Open http://<host>:9939/dashboard in any browser, paste the bearer token from the REST API tab, and you have a live ops view that works on phones too.

OpenAPI 3.1 + Swagger UI

The REST server exposes its full route table as an OpenAPI 3.1 document so external tooling (client SDK generators, API explorers, contract tests) can consume it directly.

REST endpoints:

GET /openapi.json    — the spec, auth-gated
GET /docs            — Swagger UI shell, unauthenticated
                       (the JS prompts for the bearer token and
                        injects it into try-it-out requests)

Headless:

from je_auto_control.utils.rest_api.rest_openapi import (
    build_openapi_spec, known_endpoints,
)
spec = build_openapi_spec(server_url="http://my-host:9939")
for method, path in known_endpoints():
    print(method, path)

The metadata mapping that drives the spec lives in rest_openapi._ENDPOINT_METADATA next to the generator. A drift test in CI (test_every_route_has_metadata) refuses to merge new _GET_ROUTES / _POST_ROUTES entries that don’t have matching metadata.

Each endpoint declares its summary, query parameters, request body schema (POSTs), expected responses, and inherits the global BearerAuth security scheme — public paths (/health, /dashboard, /docs) override with explicit security: [].

Configuration bundle

Single-file JSON export / import of the user-config directory under ~/.je_auto_control/. The allowlist covers the eight files that encode actual operator preferences (admin hosts, address book, trusted viewers, known hosts, host service, plus the persistent remote_host_id, viewer_id and host_fingerprint). The audit log (audit.db) is intentionally NOT in the allowlist — restoring it from a bundle would destroy the tamper-evident chain.

Headless:

from je_auto_control.utils.config_bundle import (
    export_config_bundle, import_config_bundle,
)

bundle = export_config_bundle()
# ... ship to the new machine ...
report = import_config_bundle(bundle)
print(report.written, report.skipped, report.backups)

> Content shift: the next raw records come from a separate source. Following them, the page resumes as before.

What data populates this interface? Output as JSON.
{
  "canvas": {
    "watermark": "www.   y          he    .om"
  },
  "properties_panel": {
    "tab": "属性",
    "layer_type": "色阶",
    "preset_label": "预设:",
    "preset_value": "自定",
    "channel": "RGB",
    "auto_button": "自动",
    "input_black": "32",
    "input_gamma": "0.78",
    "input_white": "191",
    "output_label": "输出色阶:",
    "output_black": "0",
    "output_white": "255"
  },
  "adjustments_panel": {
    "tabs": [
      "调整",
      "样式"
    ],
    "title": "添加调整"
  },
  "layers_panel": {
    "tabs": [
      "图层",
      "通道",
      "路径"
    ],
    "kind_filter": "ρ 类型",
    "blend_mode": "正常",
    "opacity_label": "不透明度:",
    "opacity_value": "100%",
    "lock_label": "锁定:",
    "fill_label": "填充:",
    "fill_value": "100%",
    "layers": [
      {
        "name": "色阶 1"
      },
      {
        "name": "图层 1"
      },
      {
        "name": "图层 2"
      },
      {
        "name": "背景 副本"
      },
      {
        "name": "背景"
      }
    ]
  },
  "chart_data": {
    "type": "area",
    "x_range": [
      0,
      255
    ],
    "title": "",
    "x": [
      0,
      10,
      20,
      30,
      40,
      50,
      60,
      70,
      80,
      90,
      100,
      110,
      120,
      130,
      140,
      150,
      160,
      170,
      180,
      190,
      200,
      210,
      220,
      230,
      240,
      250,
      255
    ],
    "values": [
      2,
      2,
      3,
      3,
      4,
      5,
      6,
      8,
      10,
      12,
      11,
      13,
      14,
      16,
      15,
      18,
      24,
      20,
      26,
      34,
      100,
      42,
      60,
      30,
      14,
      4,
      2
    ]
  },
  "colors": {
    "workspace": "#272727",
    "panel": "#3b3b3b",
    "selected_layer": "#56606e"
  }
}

Import is non-destructive: anything we are about to overwrite is first renamed to <name>.bak.<unix_ts>. Bad versions, unknown filenames and path-traversal attempts are rejected; format mismatches between the bundle and the allowlist (e.g. a text entry where the allowlist expects json) are skipped.

CLI:

python -m je_auto_control.utils.config_bundle export <file>
python -m je_auto_control.utils.config_bundle import <file>
                                                    [--dry-run]

REST:

POST /config/export    — returns the bundle inline as the response body
POST /config/import    — body IS the bundle dict

Executor commands:

AC_config_export, AC_config_import

GUI: Export Config / Import Config buttons on the REST API tab, both with file dialogs and overwrite-confirmation dialogs.